Türkiye’de muhalif partilerin maalesef halkı ikna edecek çok ciddi söylem, eylem, proje ve kadroları yok. Halka güven verip alternatif olamıyorlar; oysa insanoğlu fıtratı ve yaşam şartları gereği kullandığı emtiadan giyim kuşamına, işinden yaşadığı yere, yediği yemeklerden hobilerine kadar zamanla değiştirebilir hatta adını soyadını dinini ve hayat arkadaşıyla yollarını bile değiştirir kaldı ki iktidarı değiştirmesin.

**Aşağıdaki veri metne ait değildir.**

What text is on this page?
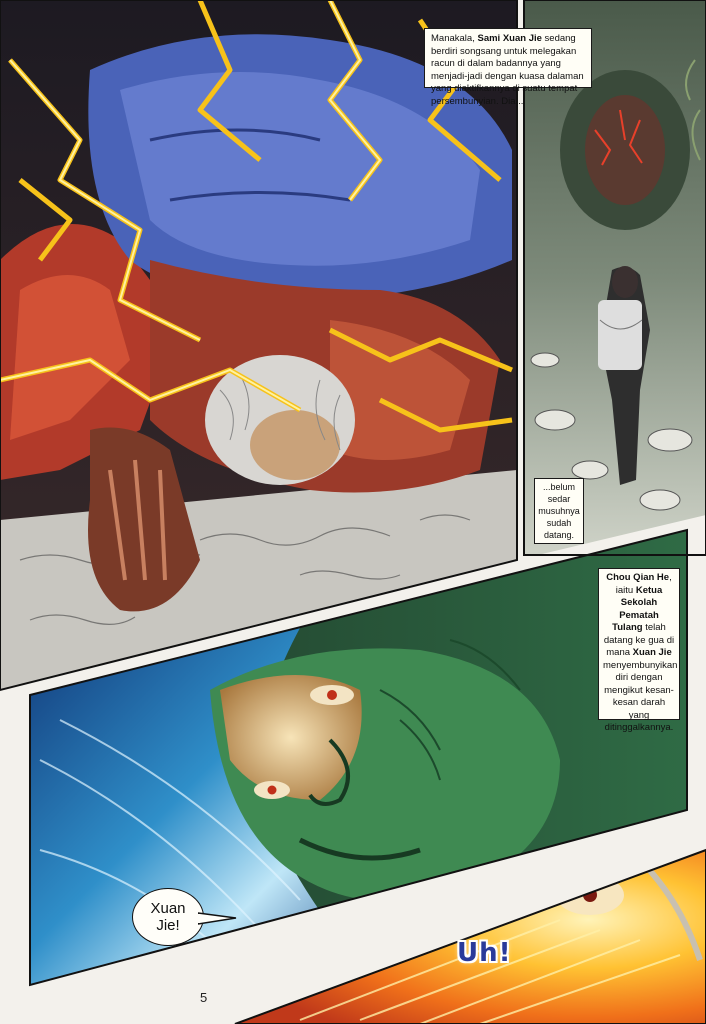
Manakala, Sami Xuan Jie sedang berdiri songsang untuk melegakan racun di dalam badannya yang menjadi-jadi dengan kuasa dalaman yang diaktifkannya di suatu tempat persembunyian. Dia...
...belum sedar musuhnya sudah datang.
Chou Qian He, iaitu Ketua Sekolah Pematah Tulang telah datang ke gua di mana Xuan Jie menyembunyikan diri dengan mengikut kesan-kesan darah yang ditinggalkannya.
Xuan Jie!
Uh!
5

12 Eylül sonrası darbe yönetiminin tasarrufları ve iç göçlerle allak bullak olan Türk insanınında, ehliyetli bir yönetim seçme eksikliği var tabiki ama muhalefet partileri olarak iktidara gelemiyorsanız bu siz siyasetçilerin sorunu.
Muhalif siyasetçilere de çok yüklenmemek lazım belki de Türkiye’nin öyle bir “ siyasal partiler kanunu” var ki bu kurallar dairesi içinde demokratik karakter, onur ve şerefle yaşamak çok zor olduğu gibi bilgi ve yetenekle bir yere gelmekte çok zor.
Devleti yöneten mekanizma olan siyaset kurumunun işleyişini sağlayan bu berbat yasa bir de partilerin liderlerinin özel vakıf senedi gibi olan parti tüzükleriyle birleşince anti-demokratik, insan iradesini yok sayan, yalaka ve kişiliksiz olarak yaşayabileceğiniz bir habitat sunuyor size. Gelde siyaset yap bu şartlar içinde…
Şöyle desek haksız sayılmayız sanırım “ Türkiye’deki siyasi partiler toplumun bir yansıması “ değil mi ?
“ Büyük Adamın” söze girdiği gibi, “ işte bu şartlar içinde dahi “ görevimiz onurumuz ahlakımızla yaşayıp başta eğitim olmak üzere bir çok alanda yaşam standartlarınızı yükseltmenin gayretinde olmaktır ve ülkemizin geleceğinden umudumuzu kesmeyeceğiz mücadele edeceğiz.
Onurlu eğitimli kültürlü bir “ birey” olduğumuz gün inanın çok şeyler değişecek. Milliyetçi camianın çok sevdiğim bir sözü var “ Yüzde yüz Türk olduğun gün Cihan senindir “ bu söyleme bende kendi mottomu ekleyeyim; Yüzde yüz birey olduğun gün Cihan senindir.
Ben az az parça parça kopuk kopuk söyleyip yazdım siz çok çok ve iyice anlayın sağlıcakla…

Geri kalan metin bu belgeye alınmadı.